I'm building a new web application and I'm torn between managing my own servers on EC2 or going fully Serverless with AWS Lambda and API Gateway. My main concern is "Cold Starts" and how they might affect my user experience during traffic spikes. For a scaling application, which path offers better long-term reliability and lower operational overhead for a small engineering team?
3 answers
For a small team, Serverless is almost always the winner because it removes the "undifferentiated heavy lifting" of patching and scaling servers. With Lambda, you only pay for the execution time, which is perfect for apps with variable traffic. Regarding cold starts, they are often exaggerated. You can mitigate them by using "Provisioned Concurrency" for your most critical functions or by keeping your deployment packages small. EC2 requires you to manage Auto Scaling groups and load balancers, which adds significant operational complexity. If your app is event-driven, go Serverless and focus your energy on writing code rather than managing the OS.

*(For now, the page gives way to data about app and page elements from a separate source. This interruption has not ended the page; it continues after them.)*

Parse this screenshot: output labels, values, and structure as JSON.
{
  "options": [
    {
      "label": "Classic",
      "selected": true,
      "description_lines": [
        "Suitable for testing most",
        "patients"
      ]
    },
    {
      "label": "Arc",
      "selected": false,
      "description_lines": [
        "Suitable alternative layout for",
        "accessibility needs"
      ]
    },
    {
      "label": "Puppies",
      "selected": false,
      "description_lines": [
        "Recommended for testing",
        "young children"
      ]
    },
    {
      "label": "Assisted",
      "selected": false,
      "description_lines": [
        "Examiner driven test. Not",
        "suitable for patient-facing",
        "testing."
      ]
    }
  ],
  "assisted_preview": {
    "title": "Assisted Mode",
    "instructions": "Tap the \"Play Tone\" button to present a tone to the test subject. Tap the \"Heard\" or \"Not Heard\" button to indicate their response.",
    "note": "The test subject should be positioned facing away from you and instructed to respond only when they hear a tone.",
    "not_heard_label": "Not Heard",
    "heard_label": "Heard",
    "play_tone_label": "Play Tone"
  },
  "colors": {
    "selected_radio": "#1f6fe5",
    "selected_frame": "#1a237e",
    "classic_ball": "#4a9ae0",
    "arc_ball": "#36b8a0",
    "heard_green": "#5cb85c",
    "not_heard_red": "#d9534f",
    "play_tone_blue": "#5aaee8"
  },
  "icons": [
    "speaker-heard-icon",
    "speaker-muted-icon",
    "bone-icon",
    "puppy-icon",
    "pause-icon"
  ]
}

Have you considered the "Lambda Timeout" limits? If your application performs long-running tasks, will the 15-minute execution limit be a blocker for your logic?
Serverless scaling is much faster. An EC2 instance can take minutes to boot up and join a cluster, while Lambda scales to thousands of concurrent requests in seconds.
Exactly, William. That instantaneous scaling is what makes Lambda so powerful for viral marketing campaigns or sudden news-driven traffic spikes.
James, that's a valid point. We actually split our long-running tasks into AWS Step Functions. This allowed us to keep the Lambda functions short and efficient while orchestrating the entire workflow. It made our system much more resilient because if one step fails, we can retry it without restarting the whole process. It’s a bit of a learning curve to move from a monolithic EC2 mindset to a microservices/step-function mindset, but the scalability we've achieved is incredible.